もしこの人物が姉なら名前を変える理由が分からない。誰かに依頼されて手紙を、よこしたのか?差出人ばかり見てても仕方ないから中身を読んでみることにした。

『叶太へ、元気にしていますか?私は元気です!しばらく帰れずにごめんなさい。今度時間が出来たら会いに行こうと思っています。いづれ会いましょう。世間話はその時に』私が手紙を読んでいると天が起きてきた。

「おはよう!ママ。かなも」

「おはよう」私とママは挨拶する。

「叶、誰からの手紙?もしかしてラブレターかな?」天は小悪魔のような顔でこちらを見つめる。

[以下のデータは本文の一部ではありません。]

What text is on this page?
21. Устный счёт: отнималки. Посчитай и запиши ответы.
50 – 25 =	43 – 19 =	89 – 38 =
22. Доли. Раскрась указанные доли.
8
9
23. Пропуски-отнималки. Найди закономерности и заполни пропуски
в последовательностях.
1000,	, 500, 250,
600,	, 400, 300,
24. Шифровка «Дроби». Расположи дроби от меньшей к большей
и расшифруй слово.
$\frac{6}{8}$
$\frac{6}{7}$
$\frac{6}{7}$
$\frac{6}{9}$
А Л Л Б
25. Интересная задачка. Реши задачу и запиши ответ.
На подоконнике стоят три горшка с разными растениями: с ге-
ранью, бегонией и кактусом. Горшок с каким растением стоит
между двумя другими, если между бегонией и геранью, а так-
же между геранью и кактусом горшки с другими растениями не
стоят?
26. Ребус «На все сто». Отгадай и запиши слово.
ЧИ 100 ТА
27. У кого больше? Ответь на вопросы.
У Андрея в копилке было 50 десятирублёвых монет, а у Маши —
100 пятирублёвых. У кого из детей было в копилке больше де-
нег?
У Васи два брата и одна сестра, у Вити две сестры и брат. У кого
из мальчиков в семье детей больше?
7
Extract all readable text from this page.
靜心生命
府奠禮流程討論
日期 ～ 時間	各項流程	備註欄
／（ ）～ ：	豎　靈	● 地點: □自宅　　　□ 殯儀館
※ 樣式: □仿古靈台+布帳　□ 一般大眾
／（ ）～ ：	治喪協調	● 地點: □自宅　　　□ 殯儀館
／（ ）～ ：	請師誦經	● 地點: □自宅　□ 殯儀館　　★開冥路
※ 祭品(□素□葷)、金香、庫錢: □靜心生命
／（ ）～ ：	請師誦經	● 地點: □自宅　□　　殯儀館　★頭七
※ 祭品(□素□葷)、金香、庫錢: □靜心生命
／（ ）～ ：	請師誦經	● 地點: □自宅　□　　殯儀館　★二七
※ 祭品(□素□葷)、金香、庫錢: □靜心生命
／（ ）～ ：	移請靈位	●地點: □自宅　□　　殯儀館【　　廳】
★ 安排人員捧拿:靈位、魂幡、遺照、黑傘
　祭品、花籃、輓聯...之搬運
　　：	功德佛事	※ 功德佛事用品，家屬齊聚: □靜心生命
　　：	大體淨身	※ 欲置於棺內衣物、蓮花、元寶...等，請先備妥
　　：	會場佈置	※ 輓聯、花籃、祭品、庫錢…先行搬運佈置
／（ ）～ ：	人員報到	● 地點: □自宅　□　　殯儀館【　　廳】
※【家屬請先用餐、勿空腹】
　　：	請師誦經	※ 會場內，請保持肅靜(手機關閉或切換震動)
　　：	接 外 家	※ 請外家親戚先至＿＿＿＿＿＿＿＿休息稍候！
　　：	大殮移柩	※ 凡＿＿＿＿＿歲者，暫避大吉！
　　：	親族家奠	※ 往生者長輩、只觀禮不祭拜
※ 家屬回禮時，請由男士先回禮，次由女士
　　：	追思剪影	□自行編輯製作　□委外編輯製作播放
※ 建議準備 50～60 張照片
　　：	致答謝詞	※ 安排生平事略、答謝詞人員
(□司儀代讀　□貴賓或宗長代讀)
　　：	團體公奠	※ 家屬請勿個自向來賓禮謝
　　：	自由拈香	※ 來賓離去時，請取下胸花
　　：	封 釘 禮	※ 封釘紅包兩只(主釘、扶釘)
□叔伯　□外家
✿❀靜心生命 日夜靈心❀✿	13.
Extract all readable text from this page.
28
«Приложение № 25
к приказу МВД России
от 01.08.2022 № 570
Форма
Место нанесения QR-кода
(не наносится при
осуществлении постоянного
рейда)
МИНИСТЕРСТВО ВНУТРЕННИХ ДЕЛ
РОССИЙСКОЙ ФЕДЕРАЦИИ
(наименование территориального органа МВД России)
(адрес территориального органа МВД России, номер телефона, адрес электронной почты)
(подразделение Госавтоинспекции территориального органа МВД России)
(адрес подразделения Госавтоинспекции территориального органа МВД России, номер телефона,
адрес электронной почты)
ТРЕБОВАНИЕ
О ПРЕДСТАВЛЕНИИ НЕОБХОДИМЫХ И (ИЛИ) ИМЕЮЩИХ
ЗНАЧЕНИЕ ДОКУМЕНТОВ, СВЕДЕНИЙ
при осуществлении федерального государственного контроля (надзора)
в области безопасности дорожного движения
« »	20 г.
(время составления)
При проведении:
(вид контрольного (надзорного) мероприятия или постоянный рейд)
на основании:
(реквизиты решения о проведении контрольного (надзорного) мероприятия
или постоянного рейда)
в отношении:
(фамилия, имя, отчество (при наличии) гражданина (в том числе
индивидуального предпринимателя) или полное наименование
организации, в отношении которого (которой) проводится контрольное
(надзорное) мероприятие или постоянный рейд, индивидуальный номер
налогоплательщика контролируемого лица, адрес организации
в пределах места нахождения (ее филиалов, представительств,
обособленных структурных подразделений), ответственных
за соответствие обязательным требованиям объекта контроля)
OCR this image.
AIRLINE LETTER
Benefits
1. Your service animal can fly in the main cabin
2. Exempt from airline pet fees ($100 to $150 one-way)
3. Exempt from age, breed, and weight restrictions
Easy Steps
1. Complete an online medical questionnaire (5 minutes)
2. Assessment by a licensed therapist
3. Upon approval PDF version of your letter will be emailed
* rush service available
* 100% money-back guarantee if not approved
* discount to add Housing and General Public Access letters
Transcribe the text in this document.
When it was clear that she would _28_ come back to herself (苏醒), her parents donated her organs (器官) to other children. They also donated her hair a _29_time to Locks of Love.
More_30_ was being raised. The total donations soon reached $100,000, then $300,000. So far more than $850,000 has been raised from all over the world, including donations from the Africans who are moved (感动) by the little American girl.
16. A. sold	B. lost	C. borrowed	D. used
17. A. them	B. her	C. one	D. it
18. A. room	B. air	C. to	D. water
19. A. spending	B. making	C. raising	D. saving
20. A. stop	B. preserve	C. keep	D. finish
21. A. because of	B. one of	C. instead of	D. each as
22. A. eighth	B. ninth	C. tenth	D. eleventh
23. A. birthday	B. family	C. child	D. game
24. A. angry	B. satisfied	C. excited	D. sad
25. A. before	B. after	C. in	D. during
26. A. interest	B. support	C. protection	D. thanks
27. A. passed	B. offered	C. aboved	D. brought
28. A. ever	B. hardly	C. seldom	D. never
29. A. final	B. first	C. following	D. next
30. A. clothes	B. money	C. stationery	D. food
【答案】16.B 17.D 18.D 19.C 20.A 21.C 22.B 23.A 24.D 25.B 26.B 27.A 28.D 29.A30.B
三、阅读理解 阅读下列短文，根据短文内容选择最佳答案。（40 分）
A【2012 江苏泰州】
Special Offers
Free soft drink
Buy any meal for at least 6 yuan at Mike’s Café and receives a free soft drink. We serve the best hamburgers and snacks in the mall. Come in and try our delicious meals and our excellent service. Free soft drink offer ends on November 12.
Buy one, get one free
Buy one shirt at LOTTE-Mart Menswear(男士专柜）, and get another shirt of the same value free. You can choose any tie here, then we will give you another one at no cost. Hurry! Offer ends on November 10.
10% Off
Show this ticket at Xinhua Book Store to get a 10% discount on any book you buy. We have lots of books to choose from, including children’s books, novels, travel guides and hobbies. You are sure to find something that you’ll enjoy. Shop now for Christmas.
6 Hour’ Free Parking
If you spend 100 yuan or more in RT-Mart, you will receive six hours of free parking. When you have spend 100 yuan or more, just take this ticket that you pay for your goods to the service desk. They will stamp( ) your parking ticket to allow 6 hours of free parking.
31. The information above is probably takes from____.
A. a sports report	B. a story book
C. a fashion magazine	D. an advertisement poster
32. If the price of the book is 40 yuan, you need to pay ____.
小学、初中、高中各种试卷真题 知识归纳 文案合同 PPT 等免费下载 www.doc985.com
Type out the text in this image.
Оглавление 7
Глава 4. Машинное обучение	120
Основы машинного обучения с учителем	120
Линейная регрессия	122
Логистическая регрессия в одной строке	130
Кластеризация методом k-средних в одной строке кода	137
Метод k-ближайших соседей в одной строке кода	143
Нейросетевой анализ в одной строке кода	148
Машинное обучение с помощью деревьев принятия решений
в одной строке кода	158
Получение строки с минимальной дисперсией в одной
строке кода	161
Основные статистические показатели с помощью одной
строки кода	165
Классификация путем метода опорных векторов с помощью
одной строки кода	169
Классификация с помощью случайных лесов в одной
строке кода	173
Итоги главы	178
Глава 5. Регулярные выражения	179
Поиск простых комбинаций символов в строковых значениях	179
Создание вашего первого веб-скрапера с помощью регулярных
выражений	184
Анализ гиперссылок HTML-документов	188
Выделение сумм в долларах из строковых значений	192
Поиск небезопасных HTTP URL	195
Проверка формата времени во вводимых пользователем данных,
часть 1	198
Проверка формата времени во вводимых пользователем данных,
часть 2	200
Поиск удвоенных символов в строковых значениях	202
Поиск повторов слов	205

「ラブレターなんかじゃないよ!」キッパリ否定する私。

「なんだ!叶の彼氏が拝めるかもって期待しちゃったじゃん!」

「私は彼氏なんて探してないの。それより天は良い相手いないの?」

「あら、それは私も気になるわね!いないの?」天ママも気になるらしく居ないのか聞いていた。

「もう!ママまで!そんな相手いないよ」

「それは残念ね」

「それよりお腹空いたー!」

「今用意するから顔洗って来なさい!」

「はーい!」顔を洗いに洗面所に行く天。

「叶ちゃんもご飯出来たわよ!」

「いただきます!」

「いつもありがとうございます!美味しいです」

「喜んでもらえて嬉しいわ」

「いただきます」

「今日、日直なんじゃなかったの?」

「なんでママがそんなこと知ってるのよ!」

「叶ちゃんに聞いたの!」

「叶ったら!今日は遅めに行こうと思ってたのに」

「用事がある時は早めに行った方がいいわよ」

「それもそうね」

「行ってきます!」私たちは学校へ向かい出発する。